Statistical analyses
The hazards of all-cause mortality associated with HRT were initially estimated by Cox proportional hazards regression model. The outcome was time from study entry to death from any cause in years. The model included second order interaction effects of all variables with main exposure HRT, and interactions of all medical conditions with the lifestyle variables. Backward elimination was applied to select the variables at 5% significance level for the main exposures, and 1% significance level for the interactions. The contribution of the covariates in explaining the variation of the hazard in the Cox regression model was assessed by ANOVA. Grambsch and Therneau’s test33 was performed to check the non-proportionality of hazards at 5% level of significance and was found to be significant. Also, the underlying baseline hazards of this study population were found to follow the Weibull distribution.  Consequently, a model34 which we refer to as Weibull Double-Cox model was fitted to estimate the shape parameters of the variables with time-variant hazards, and the scale effects. In principle, this model replaces the unspecified baseline hazard in the Cox model by Weibull hazard function and incorporates an additional Cox regression term for shape.  General practices were included in the model as a random effect or frailty to account for unobserved heterogeneity of patients between practices. Four separate survival models were also fitted to assess the impact of HRT by 5-year age group at initiation on all-cause mortality. The same sets of explanatory variables were adjusted for in the full-case (all age combined) model and in age subgroup analyses.
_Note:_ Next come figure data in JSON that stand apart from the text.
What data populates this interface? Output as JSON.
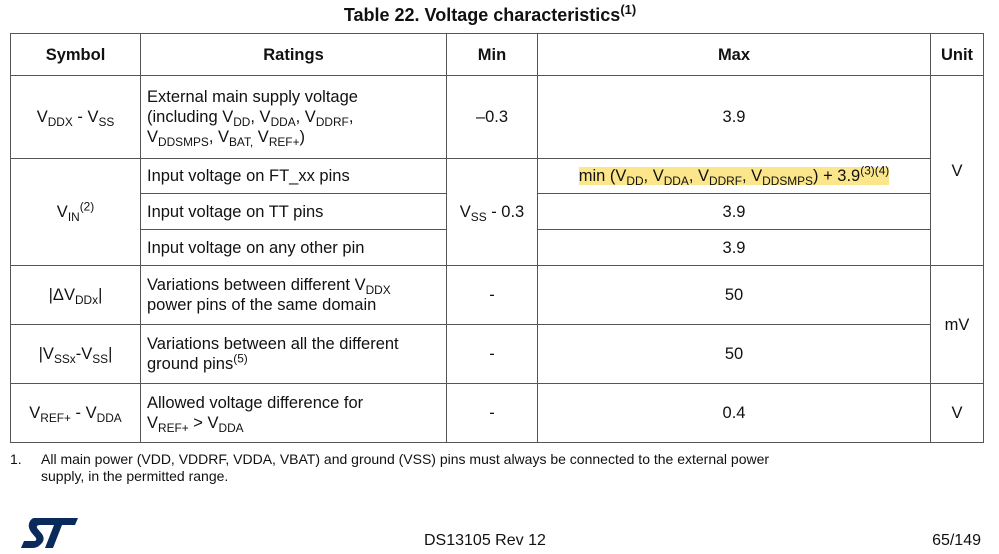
{
  "title": [
    "Table 22. Voltage characteristics",
    {
      "sup": "(1)"
    }
  ],
  "table": {
    "header": [
      "Symbol",
      "Ratings",
      "Min",
      "Max",
      "Unit"
    ],
    "rows": [
      {
        "symbol": [
          "V",
          {
            "sub": "DDX"
          },
          " - V",
          {
            "sub": "SS"
          }
        ],
        "rating": [
          [
            "External main supply voltage"
          ],
          [
            "(including V",
            {
              "sub": "DD"
            },
            ", V",
            {
              "sub": "DDA"
            },
            ", V",
            {
              "sub": "DDRF"
            },
            ","
          ],
          [
            "V",
            {
              "sub": "DDSMPS"
            },
            ", V",
            {
              "sub": "BAT,"
            },
            " V",
            {
              "sub": "REF+"
            },
            ")"
          ]
        ],
        "min": "–0.3",
        "max": "3.9",
        "unit": "V"
      },
      {
        "symbol": [
          "V",
          {
            "sub": "IN"
          },
          {
            "sup": "(2)"
          }
        ],
        "rating": "Input voltage on FT_xx pins",
        "min": [
          "V",
          {
            "sub": "SS"
          },
          " - 0.3"
        ],
        "max": [
          "min (V",
          {
            "sub": "DD"
          },
          ", V",
          {
            "sub": "DDA"
          },
          ", V",
          {
            "sub": "DDRF"
          },
          ", V",
          {
            "sub": "DDSMPS"
          },
          ") + 3.9",
          {
            "sup": "(3)(4)"
          }
        ]
      },
      {
        "rating": "Input voltage on TT pins",
        "max": "3.9"
      },
      {
        "rating": "Input voltage on any other pin",
        "max": "3.9"
      },
      {
        "symbol": [
          "|ΔV",
          {
            "sub": "DDx"
          },
          "|"
        ],
        "rating": [
          [
            "Variations between different V",
            {
              "sub": "DDX"
            }
          ],
          [
            "power pins of the same domain"
          ]
        ],
        "min": "-",
        "max": "50",
        "unit": "mV"
      },
      {
        "symbol": [
          "|V",
          {
            "sub": "SSx"
          },
          "-V",
          {
            "sub": "SS"
          },
          "|"
        ],
        "rating": [
          [
            "Variations between all the different"
          ],
          [
            "ground pins",
            {
              "sup": "(5)"
            }
          ]
        ],
        "min": "-",
        "max": "50"
      },
      {
        "symbol": [
          "V",
          {
            "sub": "REF+"
          },
          " - V",
          {
            "sub": "DDA"
          }
        ],
        "rating": [
          [
            "Allowed voltage difference for"
          ],
          [
            "V",
            {
              "sub": "REF+"
            },
            " > V",
            {
              "sub": "DDA"
            }
          ]
        ],
        "min": "-",
        "max": "0.4",
        "unit": "V"
      }
    ]
  },
  "footnote": {
    "number": "1.",
    "text": [
      [
        "All main power (VDD, VDDRF, VDDA, VBAT) and ground (VSS) pins must always be connected to the external power"
      ],
      [
        "supply, in the permitted range."
      ]
    ]
  },
  "footer": {
    "doc": "DS13105 Rev 12",
    "page": "65/149"
  }
}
There were missing values for smoking, BMI, deprivation, and hypertension status (Table S1). Multilevel multiple imputation (MI) was used to deal with missing data. Ten imputed datasets were generated and analyzed independently for the full-case model as well as for each subgroup model. It is widely accepted that when missingness varies from 10-50%, MI can be used to deal with missing data, and 5-10 imputations are sufficient as having more imputations does not affect the results.35,36 The distributions of the variables with missing records in complete and imputed datasets were similar (Table S2). Rubin’s rules37 were applied to pool the estimated parameters. Complete case analyses were performed to validate the imputation models (Figure S1). The overall performance of the models was assessed by the concordance, and its values of 0.7 in full model, and 0.75−0.81 in the subgroup models indicate a good fit.38Kaplan-Meier (KM) survival analysis techniques were used to analyze the time to diagnosis of some selected medical conditions at follow-up. All analyses were performed in statistical software R version 3.6.1 using the packages “survival”, “MASS”, “rms”, and “jomo”.